Years ago I was watching an episode of “The Jeffersons,” and George mistakenly got involved with a group of white supremacists (he interpreted their talk of “cleaning up the building” to be something quite different). During the meeting, the leader had a heart attack and George was the only one who knew CPR and he saved this man's life. As he was being loaded into the ambulance, the son tells the dad it was George who saved him. “You should have let me die.”

Hatred for those not like us can run deep. And that hatred is real; not just some scripted scene playing out on a sitcom, as witnessed by the actions of Dylann Roof and others.

We are living in conflicted times when those who hold opinions and beliefs like Dylann, and those who teach and recruit others into that belief system are no longer hiding in the shadows. They are comfortable enough to come out into the open speaking out against the presence and existence of those not like them. This is bad news.

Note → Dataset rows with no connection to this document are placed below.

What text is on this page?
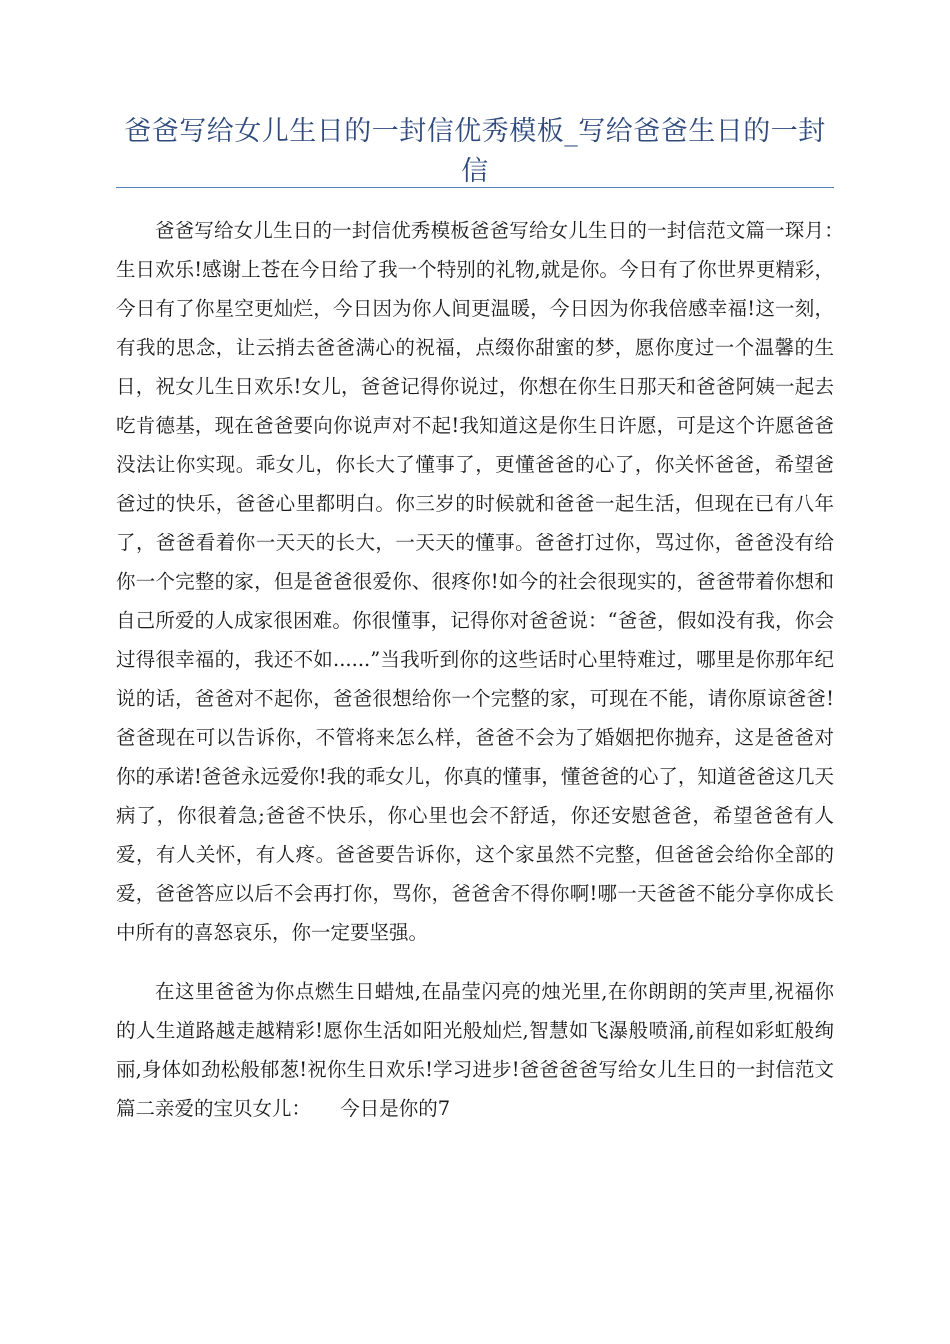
爸爸写给女儿生日的一封信优秀模板_写给爸爸生日的一封信

爸爸写给女儿生日的一封信优秀模板爸爸写给女儿生日的一封信范文篇一琛月：　　生日欢乐!感谢上苍在今日给了我一个特别的礼物,就是你。今日有了你世界更精彩，今日有了你星空更灿烂，今日因为你人间更温暖，今日因为你我倍感幸福!这一刻，有我的思念，让云捎去爸爸满心的祝福，点缀你甜蜜的梦，愿你度过一个温馨的生日，祝女儿生日欢乐!女儿，爸爸记得你说过，你想在你生日那天和爸爸阿姨一起去吃肯德基，现在爸爸要向你说声对不起!我知道这是你生日许愿，可是这个许愿爸爸没法让你实现。乖女儿，你长大了懂事了，更懂爸爸的心了，你关怀爸爸，希望爸爸过的快乐，爸爸心里都明白。你三岁的时候就和爸爸一起生活，但现在已有八年了，爸爸看着你一天天的长大，一天天的懂事。爸爸打过你，骂过你，爸爸没有给你一个完整的家，但是爸爸很爱你、很疼你!如今的社会很现实的，爸爸带着你想和自己所爱的人成家很困难。你很懂事，记得你对爸爸说：“爸爸，假如没有我，你会过得很幸福的，我还不如......”当我听到你的这些话时心里特难过，哪里是你那年纪说的话，爸爸对不起你，爸爸很想给你一个完整的家，可现在不能，请你原谅爸爸!爸爸现在可以告诉你，不管将来怎么样，爸爸不会为了婚姻把你抛弃，这是爸爸对你的承诺!爸爸永远爱你!我的乖女儿，你真的懂事，懂爸爸的心了，知道爸爸这几天病了，你很着急;爸爸不快乐，你心里也会不舒适，你还安慰爸爸，希望爸爸有人爱，有人关怀，有人疼。爸爸要告诉你，这个家虽然不完整，但爸爸会给你全部的爱，爸爸答应以后不会再打你，骂你，爸爸舍不得你啊!哪一天爸爸不能分享你成长中所有的喜怒哀乐，你一定要坚强。

在这里爸爸为你点燃生日蜡烛,在晶莹闪亮的烛光里,在你朗朗的笑声里,祝福你的人生道路越走越精彩!愿你生活如阳光般灿烂,智慧如飞瀑般喷涌,前程如彩虹般绚丽,身体如劲松般郁葱!祝你生日欢乐!学习进步!爸爸爸爸写给女儿生日的一封信范文篇二亲爱的宝贝女儿：　　今日是你的7
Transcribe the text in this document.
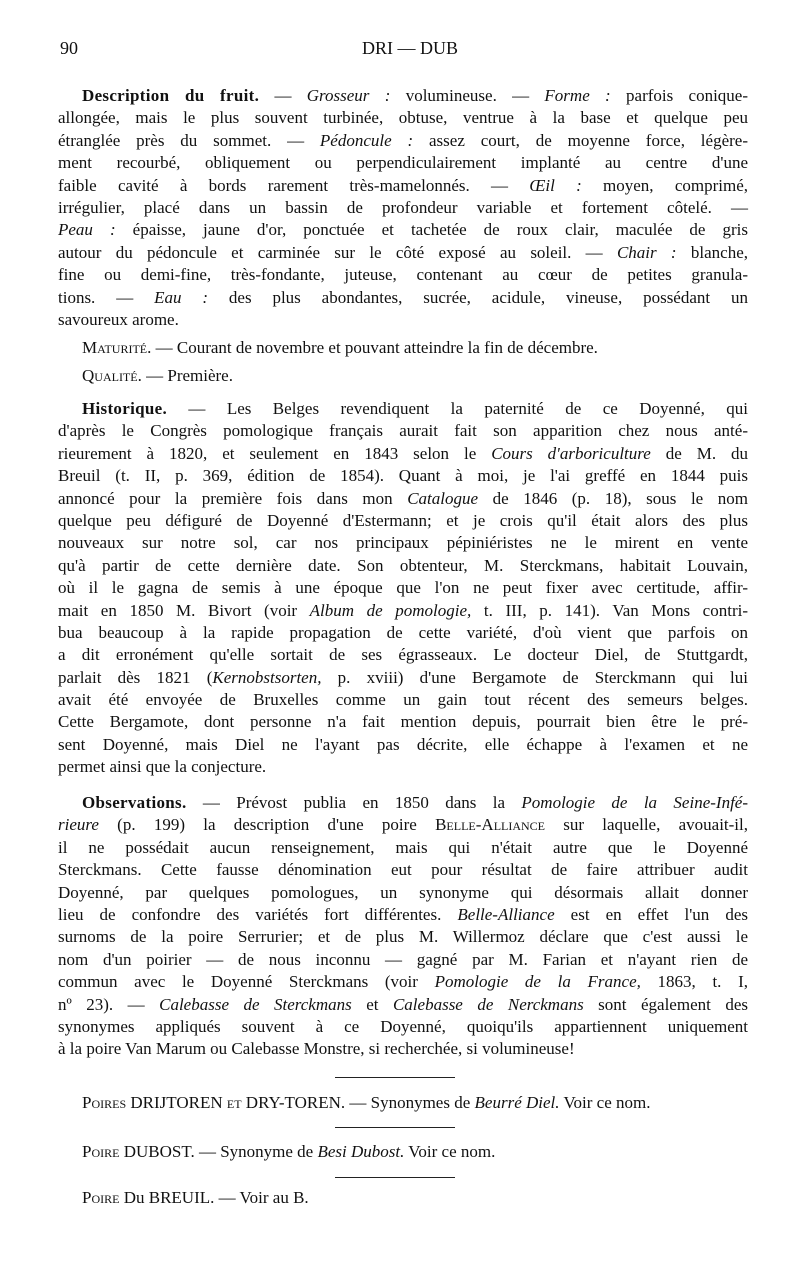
90	DRI — DUB
Description du fruit. — Grosseur : volumineuse. — Forme : parfois conique-
allongée, mais le plus souvent turbinée, obtuse, ventrue à la base et quelque peu
étranglée près du sommet. — Pédoncule : assez court, de moyenne force, légère-
ment recourbé, obliquement ou perpendiculairement implanté au centre d'une
faible cavité à bords rarement très-mamelonnés. — Œil : moyen, comprimé,
irrégulier, placé dans un bassin de profondeur variable et fortement côtelé. —
Peau : épaisse, jaune d'or, ponctuée et tachetée de roux clair, maculée de gris
autour du pédoncule et carminée sur le côté exposé au soleil. — Chair : blanche,
fine ou demi-fine, très-fondante, juteuse, contenant au cœur de petites granula-
tions. — Eau : des plus abondantes, sucrée, acidule, vineuse, possédant un
savoureux arome.
Maturité. — Courant de novembre et pouvant atteindre la fin de décembre.
Qualité. — Première.
Historique. — Les Belges revendiquent la paternité de ce Doyenné, qui
d'après le Congrès pomologique français aurait fait son apparition chez nous anté-
rieurement à 1820, et seulement en 1843 selon le Cours d'arboriculture de M. du
Breuil (t. II, p. 369, édition de 1854). Quant à moi, je l'ai greffé en 1844 puis
annoncé pour la première fois dans mon Catalogue de 1846 (p. 18), sous le nom
quelque peu défiguré de Doyenné d'Estermann; et je crois qu'il était alors des plus
nouveaux sur notre sol, car nos principaux pépiniéristes ne le mirent en vente
qu'à partir de cette dernière date. Son obtenteur, M. Sterckmans, habitait Louvain,
où il le gagna de semis à une époque que l'on ne peut fixer avec certitude, affir-
mait en 1850 M. Bivort (voir Album de pomologie, t. III, p. 141). Van Mons contri-
bua beaucoup à la rapide propagation de cette variété, d'où vient que parfois on
a dit erronément qu'elle sortait de ses égrasseaux. Le docteur Diel, de Stuttgardt,
parlait dès 1821 (Kernobstsorten, p. xviii) d'une Bergamote de Sterckmann qui lui
avait été envoyée de Bruxelles comme un gain tout récent des semeurs belges.
Cette Bergamote, dont personne n'a fait mention depuis, pourrait bien être le pré-
sent Doyenné, mais Diel ne l'ayant pas décrite, elle échappe à l'examen et ne
permet ainsi que la conjecture.
Observations. — Prévost publia en 1850 dans la Pomologie de la Seine-Infé-
rieure (p. 199) la description d'une poire Belle-Alliance sur laquelle, avouait-il,
il ne possédait aucun renseignement, mais qui n'était autre que le Doyenné
Sterckmans. Cette fausse dénomination eut pour résultat de faire attribuer audit
Doyenné, par quelques pomologues, un synonyme qui désormais allait donner
lieu de confondre des variétés fort différentes. Belle-Alliance est en effet l'un des
surnoms de la poire Serrurier; et de plus M. Willermoz déclare que c'est aussi le
nom d'un poirier — de nous inconnu — gagné par M. Farian et n'ayant rien de
commun avec le Doyenné Sterckmans (voir Pomologie de la France, 1863, t. I,
nº 23). — Calebasse de Sterckmans et Calebasse de Nerckmans sont également des
synonymes appliqués souvent à ce Doyenné, quoiqu'ils appartiennent uniquement
à la poire Van Marum ou Calebasse Monstre, si recherchée, si volumineuse!
Poires DRIJTOREN et DRY-TOREN. — Synonymes de Beurré Diel. Voir ce nom.
Poire DUBOST. — Synonyme de Besi Dubost. Voir ce nom.
Poire Du BREUIL. — Voir au B.
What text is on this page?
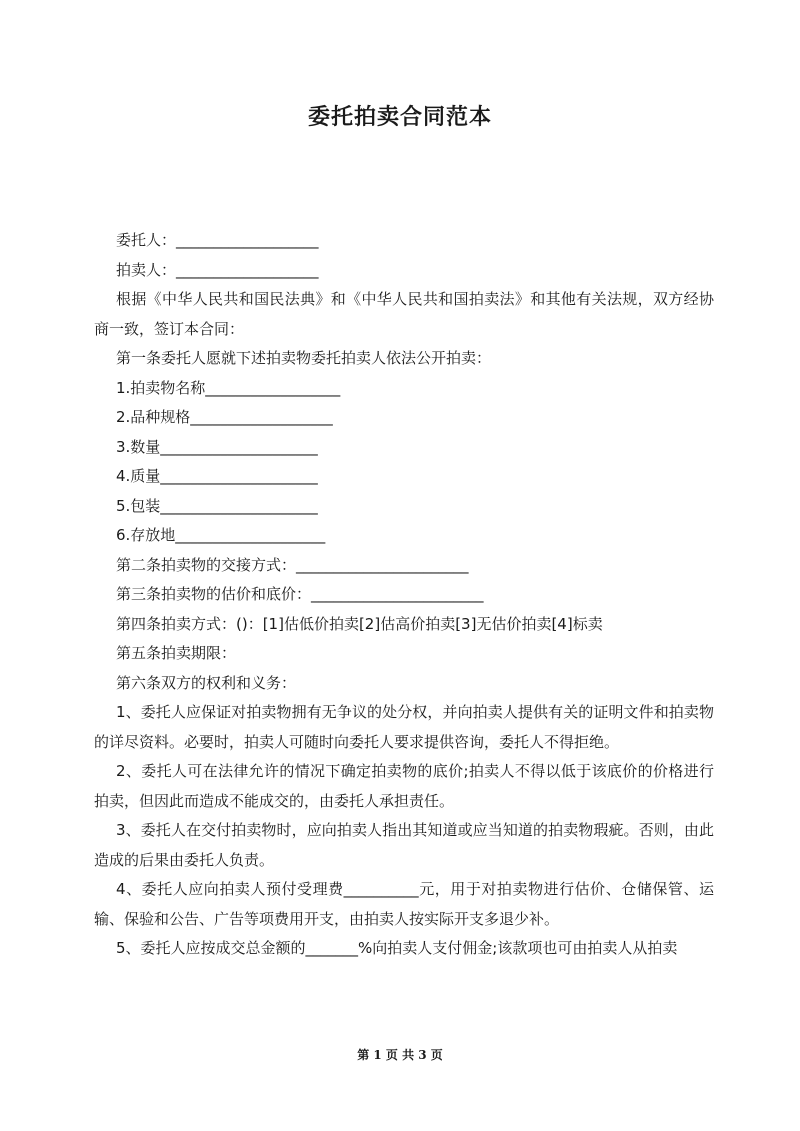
委托拍卖合同范本

委托人：___________________

拍卖人：___________________

根据《中华人民共和国民法典》和《中华人民共和国拍卖法》和其他有关法规，双方经协商一致，签订本合同：

第一条委托人愿就下述拍卖物委托拍卖人依法公开拍卖：

1.拍卖物名称__________________

2.品种规格___________________

3.数量_____________________

4.质量_____________________

5.包装_____________________

6.存放地____________________

第二条拍卖物的交接方式：_______________________

第三条拍卖物的估价和底价：_______________________

第四条拍卖方式：()：[1]估低价拍卖[2]估高价拍卖[3]无估价拍卖[4]标卖

第五条拍卖期限：

第六条双方的权利和义务：

1、委托人应保证对拍卖物拥有无争议的处分权，并向拍卖人提供有关的证明文件和拍卖物的详尽资料。必要时，拍卖人可随时向委托人要求提供咨询，委托人不得拒绝。

2、委托人可在法律允许的情况下确定拍卖物的底价;拍卖人不得以低于该底价的价格进行拍卖，但因此而造成不能成交的，由委托人承担责任。

3、委托人在交付拍卖物时，应向拍卖人指出其知道或应当知道的拍卖物瑕疵。否则，由此造成的后果由委托人负责。

4、委托人应向拍卖人预付受理费__________元，用于对拍卖物进行估价、仓储保管、运输、保验和公告、广告等项费用开支，由拍卖人按实际开支多退少补。

5、委托人应按成交总金额的_______%向拍卖人支付佣金;该款项也可由拍卖人从拍卖

第 1 页 共 3 页
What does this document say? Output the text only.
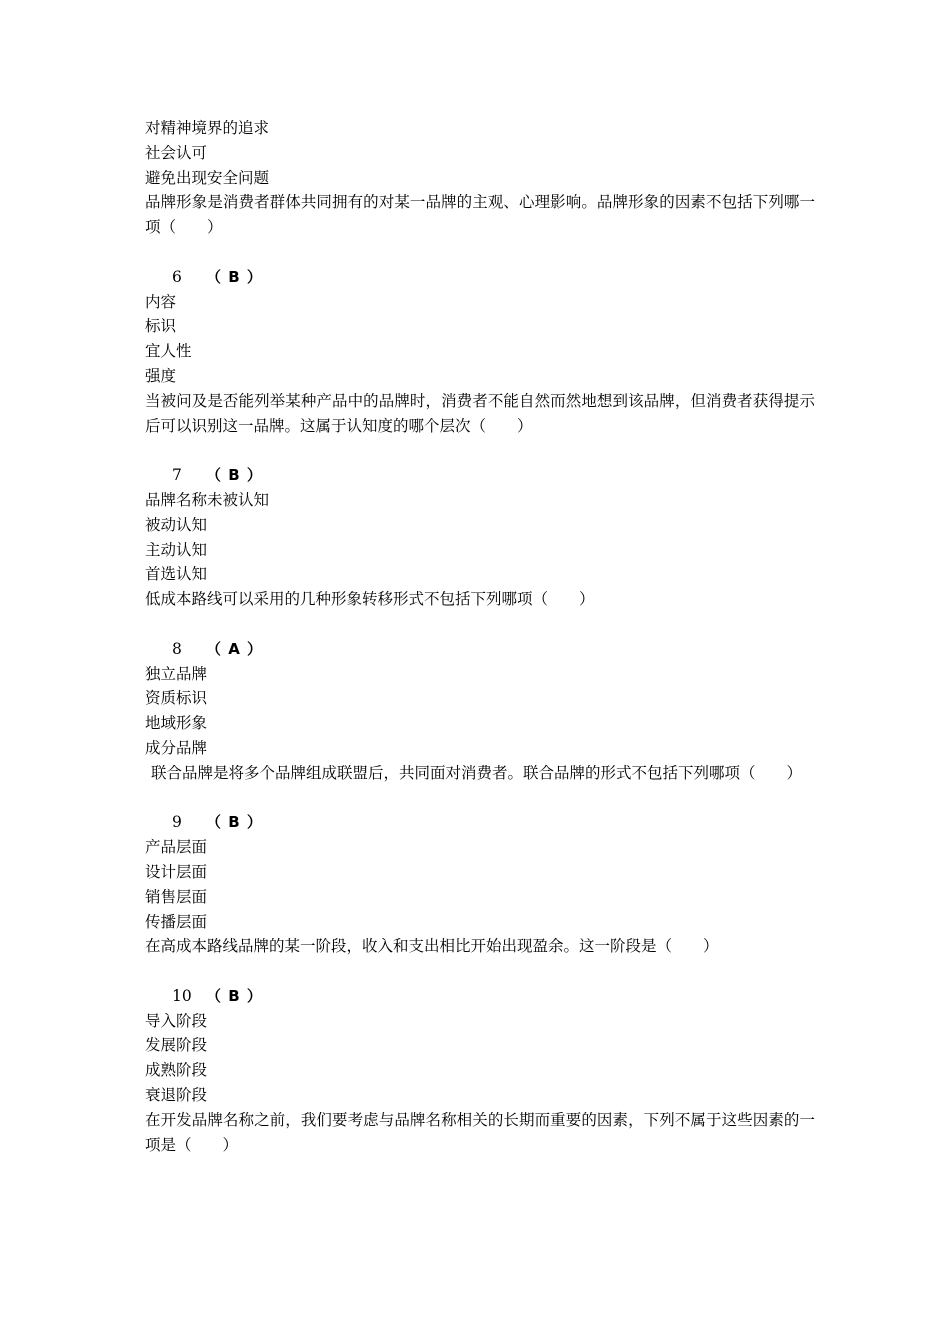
对精神境界的追求
社会认可
避免出现安全问题
品牌形象是消费者群体共同拥有的对某一品牌的主观、心理影响。品牌形象的因素不包括下列哪一项（　　）
6 （ B ）
内容
标识
宜人性
强度
当被问及是否能列举某种产品中的品牌时，消费者不能自然而然地想到该品牌，但消费者获得提示后可以识别这一品牌。这属于认知度的哪个层次（　　）
7 （ B ）
品牌名称未被认知
被动认知
主动认知
首选认知
低成本路线可以采用的几种形象转移形式不包括下列哪项（　　）
8 （ A ）
独立品牌
资质标识
地域形象
成分品牌
联合品牌是将多个品牌组成联盟后，共同面对消费者。联合品牌的形式不包括下列哪项（　　）
9 （ B ）
产品层面
设计层面
销售层面
传播层面
在高成本路线品牌的某一阶段，收入和支出相比开始出现盈余。这一阶段是（　　）
10 （ B ）
导入阶段
发展阶段
成熟阶段
衰退阶段
在开发品牌名称之前，我们要考虑与品牌名称相关的长期而重要的因素，下列不属于这些因素的一项是（　　）
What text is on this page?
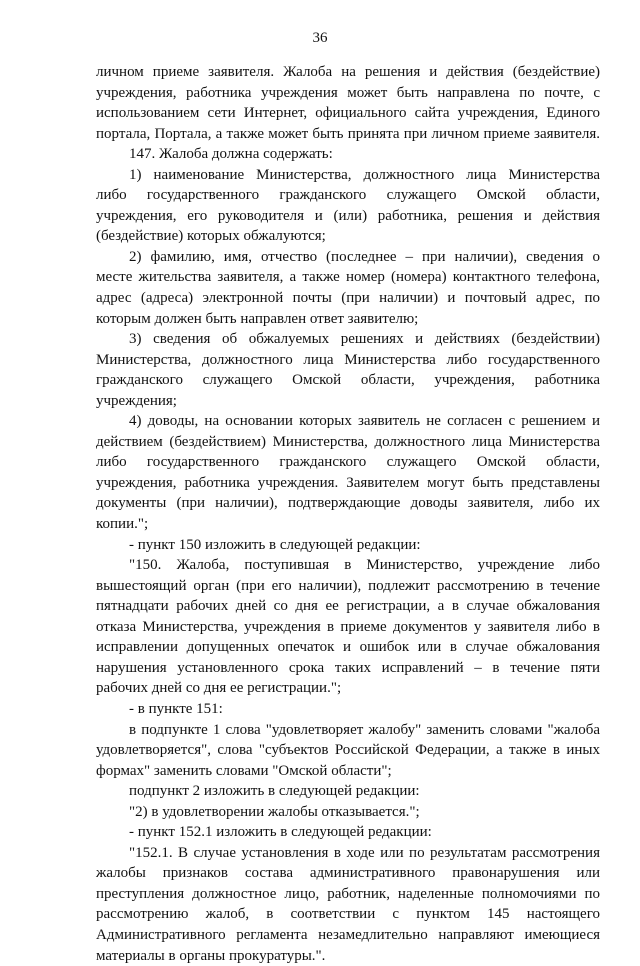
36
личном приеме заявителя. Жалоба на решения и действия (бездействие)
учреждения, работника учреждения может быть направлена по почте, с
использованием сети Интернет, официального сайта учреждения, Единого
портала, Портала, а также может быть принята при личном приеме заявителя.
147. Жалоба должна содержать:
1) наименование Министерства, должностного лица Министерства
либо государственного гражданского служащего Омской области,
учреждения, его руководителя и (или) работника, решения и действия
(бездействие) которых обжалуются;
2) фамилию, имя, отчество (последнее – при наличии), сведения о
месте жительства заявителя, а также номер (номера) контактного телефона,
адрес (адреса) электронной почты (при наличии) и почтовый адрес, по
которым должен быть направлен ответ заявителю;
3) сведения об обжалуемых решениях и действиях (бездействии)
Министерства, должностного лица Министерства либо государственного
гражданского служащего Омской области, учреждения, работника
учреждения;
4) доводы, на основании которых заявитель не согласен с решением и
действием (бездействием) Министерства, должностного лица Министерства
либо государственного гражданского служащего Омской области,
учреждения, работника учреждения. Заявителем могут быть представлены
документы (при наличии), подтверждающие доводы заявителя, либо их
копии.";
- пункт 150 изложить в следующей редакции:
"150. Жалоба, поступившая в Министерство, учреждение либо
вышестоящий орган (при его наличии), подлежит рассмотрению в течение
пятнадцати рабочих дней со дня ее регистрации, а в случае обжалования
отказа Министерства, учреждения в приеме документов у заявителя либо в
исправлении допущенных опечаток и ошибок или в случае обжалования
нарушения установленного срока таких исправлений – в течение пяти
рабочих дней со дня ее регистрации.";
- в пункте 151:
в подпункте 1 слова "удовлетворяет жалобу" заменить словами "жалоба
удовлетворяется", слова "субъектов Российской Федерации, а также в иных
формах" заменить словами "Омской области";
подпункт 2 изложить в следующей редакции:
"2) в удовлетворении жалобы отказывается.";
- пункт 152.1 изложить в следующей редакции:
"152.1. В случае установления в ходе или по результатам рассмотрения
жалобы признаков состава административного правонарушения или
преступления должностное лицо, работник, наделенные полномочиями по
рассмотрению жалоб, в соответствии с пунктом 145 настоящего
Административного регламента незамедлительно направляют имеющиеся
материалы в органы прокуратуры.".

But the good news is that these people are now visible. The hatred with which these people are driven is now exposed to the world. We have the opportunity to stand up against that hatred. We have the opportunity to be counted as those who stand opposed to hatred, not only the hatred espoused by Dylann and other white supremacists, but the hatred of those opposing them.

We not only have the opportunity to do this, we have a moral, ethical, and theological obligation to stand up and speak out against hatred. We must not be silent. And we must not return violence with violence.

The hatred of Dylann Roof and those of his ilk runs deep; and that is very bad news.

Love runs deeper; and that is very good news.